The cortisone injection debate: Pros and Cons

Imagine you are two weeks out from the local triathlon festival and your shoulder has progressively worsened. You hear of a ‘miracle treatment’ called the corticosteroid injection (or ‘cortisone shot’) and naturally you are drawn towards the proclaimed fast and effective results. However, there is a saying ‘if it seems too good to be true, it probably is’. This saying can in many ways apply to the uneducated and inappropriate administration of the corticosteroid injection for many musculoskeletal conditions. While this medicine has been widely used to treat inflammatory pain since the 1950s, it is worthwhile being familiar with the pros and cons of corticosteroid injections to help dictate your decision.

syringe

What is a corticosteroid/cortisone injection?

Corticosteroids are medicines that mimic your body’s natural corticosteroid hormones (cortisone and hydrocortisone) produced by the adrenal glands above your kidneys. They are not the same as anabolic steroids sometimes misused by athletes and body builders, and they don’t increase your muscle strength.

 

Corticosteroids that are used appropriately can help a variety of conditions such as arthritis and common sports-related injuries, including:

  • Tennis elbow
  • Golfers elbow
  • Bursitis of the hip, knee or shoulder
  • Frozen shoulder
  • Plantar fasciitis
  • Carpal tunnel syndrome
  • Herniated disc
  • Rotator cuff injury
  • Tendonitis

In some cases, they can reduce inflammation, relieve pain, and improve function for up to several weeks or even months.
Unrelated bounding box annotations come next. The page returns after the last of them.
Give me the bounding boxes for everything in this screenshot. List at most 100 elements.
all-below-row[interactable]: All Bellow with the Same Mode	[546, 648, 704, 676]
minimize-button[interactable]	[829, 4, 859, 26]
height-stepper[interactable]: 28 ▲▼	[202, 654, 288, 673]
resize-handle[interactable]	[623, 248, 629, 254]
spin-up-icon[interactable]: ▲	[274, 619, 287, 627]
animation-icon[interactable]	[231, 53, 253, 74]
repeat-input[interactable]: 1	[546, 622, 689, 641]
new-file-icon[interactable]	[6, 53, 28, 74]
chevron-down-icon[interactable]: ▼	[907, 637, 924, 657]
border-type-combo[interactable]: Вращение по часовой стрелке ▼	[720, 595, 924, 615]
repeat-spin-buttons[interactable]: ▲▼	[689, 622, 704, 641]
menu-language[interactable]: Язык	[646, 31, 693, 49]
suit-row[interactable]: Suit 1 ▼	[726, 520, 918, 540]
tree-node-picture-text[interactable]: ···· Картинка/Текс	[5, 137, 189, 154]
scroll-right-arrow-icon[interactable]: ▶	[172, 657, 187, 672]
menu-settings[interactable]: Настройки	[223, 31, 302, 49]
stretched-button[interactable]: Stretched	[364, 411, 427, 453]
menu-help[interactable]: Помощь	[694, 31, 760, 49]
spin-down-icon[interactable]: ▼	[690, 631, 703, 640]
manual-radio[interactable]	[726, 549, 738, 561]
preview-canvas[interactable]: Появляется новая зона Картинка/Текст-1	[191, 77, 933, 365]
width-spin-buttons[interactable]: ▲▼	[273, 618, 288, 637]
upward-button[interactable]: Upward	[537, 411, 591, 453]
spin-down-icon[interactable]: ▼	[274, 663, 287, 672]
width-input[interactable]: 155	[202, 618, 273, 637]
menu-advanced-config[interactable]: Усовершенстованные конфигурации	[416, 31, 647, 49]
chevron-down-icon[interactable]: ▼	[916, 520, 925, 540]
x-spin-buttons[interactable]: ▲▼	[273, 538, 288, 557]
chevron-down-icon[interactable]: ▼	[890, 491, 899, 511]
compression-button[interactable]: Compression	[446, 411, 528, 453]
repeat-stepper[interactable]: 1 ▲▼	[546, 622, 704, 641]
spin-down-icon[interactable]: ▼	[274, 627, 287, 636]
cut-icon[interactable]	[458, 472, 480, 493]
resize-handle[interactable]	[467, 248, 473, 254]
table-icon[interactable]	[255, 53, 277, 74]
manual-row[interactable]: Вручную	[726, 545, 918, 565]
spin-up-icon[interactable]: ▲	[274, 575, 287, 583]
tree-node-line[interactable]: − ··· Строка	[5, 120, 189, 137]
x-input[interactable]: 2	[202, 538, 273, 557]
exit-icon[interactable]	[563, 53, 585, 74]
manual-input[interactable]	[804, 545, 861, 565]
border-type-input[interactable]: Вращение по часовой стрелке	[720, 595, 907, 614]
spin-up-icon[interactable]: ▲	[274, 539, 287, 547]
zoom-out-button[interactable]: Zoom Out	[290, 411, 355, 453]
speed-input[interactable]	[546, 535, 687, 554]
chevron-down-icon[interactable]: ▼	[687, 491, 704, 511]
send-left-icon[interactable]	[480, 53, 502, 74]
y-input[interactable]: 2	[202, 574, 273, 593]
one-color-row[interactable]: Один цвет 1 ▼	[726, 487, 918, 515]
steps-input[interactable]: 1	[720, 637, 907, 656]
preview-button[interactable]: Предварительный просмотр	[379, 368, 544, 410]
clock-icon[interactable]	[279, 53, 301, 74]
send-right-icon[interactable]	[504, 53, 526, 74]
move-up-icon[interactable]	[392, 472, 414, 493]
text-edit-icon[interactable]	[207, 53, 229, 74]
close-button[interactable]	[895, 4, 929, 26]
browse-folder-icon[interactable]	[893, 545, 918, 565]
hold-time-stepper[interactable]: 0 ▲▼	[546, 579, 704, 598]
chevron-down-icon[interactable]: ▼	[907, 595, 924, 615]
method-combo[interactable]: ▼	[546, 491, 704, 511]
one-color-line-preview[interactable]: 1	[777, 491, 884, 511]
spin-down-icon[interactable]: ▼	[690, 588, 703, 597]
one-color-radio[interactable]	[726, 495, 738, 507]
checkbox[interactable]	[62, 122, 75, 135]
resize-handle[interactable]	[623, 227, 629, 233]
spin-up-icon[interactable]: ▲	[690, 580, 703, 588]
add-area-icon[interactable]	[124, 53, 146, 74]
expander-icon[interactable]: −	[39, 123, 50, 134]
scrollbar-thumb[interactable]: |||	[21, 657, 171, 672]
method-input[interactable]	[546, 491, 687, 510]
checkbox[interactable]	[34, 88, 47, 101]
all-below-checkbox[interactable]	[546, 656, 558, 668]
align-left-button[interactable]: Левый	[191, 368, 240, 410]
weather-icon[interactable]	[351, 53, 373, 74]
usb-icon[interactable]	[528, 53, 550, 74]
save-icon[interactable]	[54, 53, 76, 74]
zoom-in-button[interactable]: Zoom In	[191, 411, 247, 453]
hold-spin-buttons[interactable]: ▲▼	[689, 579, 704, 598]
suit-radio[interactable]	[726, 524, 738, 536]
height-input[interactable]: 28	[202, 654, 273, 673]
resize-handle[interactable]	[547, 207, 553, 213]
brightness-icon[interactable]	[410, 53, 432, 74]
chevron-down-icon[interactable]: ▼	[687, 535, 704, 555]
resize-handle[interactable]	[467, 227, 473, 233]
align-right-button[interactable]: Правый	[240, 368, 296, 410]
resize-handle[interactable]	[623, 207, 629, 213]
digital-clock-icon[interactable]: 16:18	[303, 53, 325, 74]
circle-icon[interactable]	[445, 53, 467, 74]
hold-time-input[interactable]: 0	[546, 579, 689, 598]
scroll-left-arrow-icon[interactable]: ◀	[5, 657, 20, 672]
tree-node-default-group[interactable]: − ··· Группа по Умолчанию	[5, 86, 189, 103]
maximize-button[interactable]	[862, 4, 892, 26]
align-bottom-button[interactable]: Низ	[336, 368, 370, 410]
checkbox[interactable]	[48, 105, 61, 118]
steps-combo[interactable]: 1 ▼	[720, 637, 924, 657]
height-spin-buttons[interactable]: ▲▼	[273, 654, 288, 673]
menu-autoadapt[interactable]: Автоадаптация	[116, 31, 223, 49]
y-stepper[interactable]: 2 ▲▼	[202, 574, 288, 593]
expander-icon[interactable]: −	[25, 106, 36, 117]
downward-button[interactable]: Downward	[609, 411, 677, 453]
When cortisone injections work, they work really well. Still sounds like a miracle right? However, many studies have drawn attention to the common side effects, and the detrimental and failed outcomes that can result from cortisone shots.
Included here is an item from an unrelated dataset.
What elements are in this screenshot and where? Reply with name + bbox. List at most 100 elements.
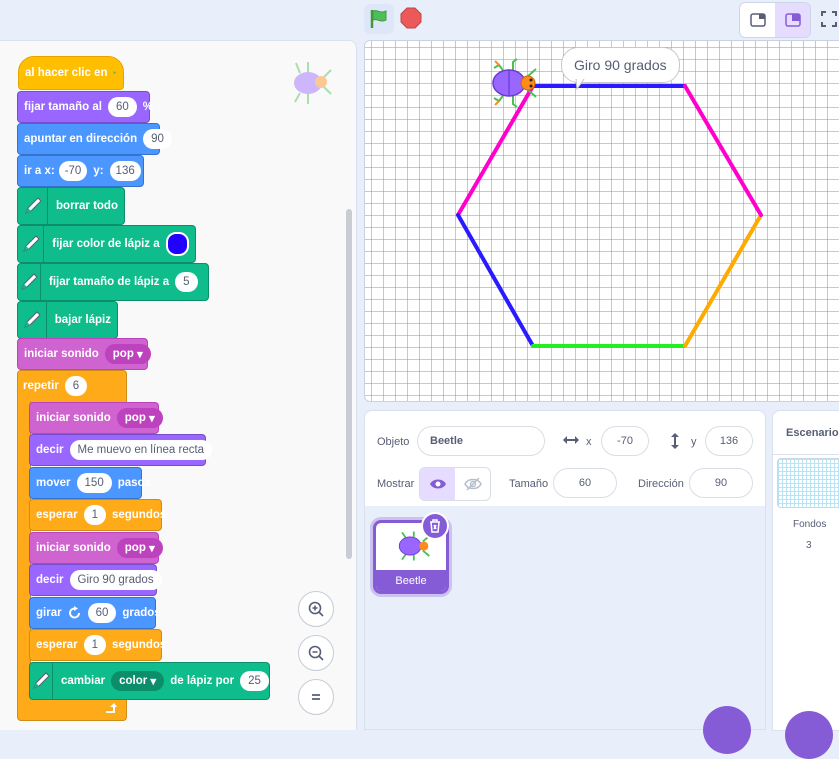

Studies have found that people who had corticosteroid injections for tennis elbow had significantly less pain in the short term than those who had no treatment. However, they had much lower rate of full recovery six to 12 months down the track and a significantly higher rate of relapse. It is because of these statistics that many health professionals are concerned that reducing inflammation might mask serious injury.  Studies have shown that high concentrations of cortisone or repetitive use can lead to tissue damage, which can lead to softening of cartilage in joints and/or weakening of tendons.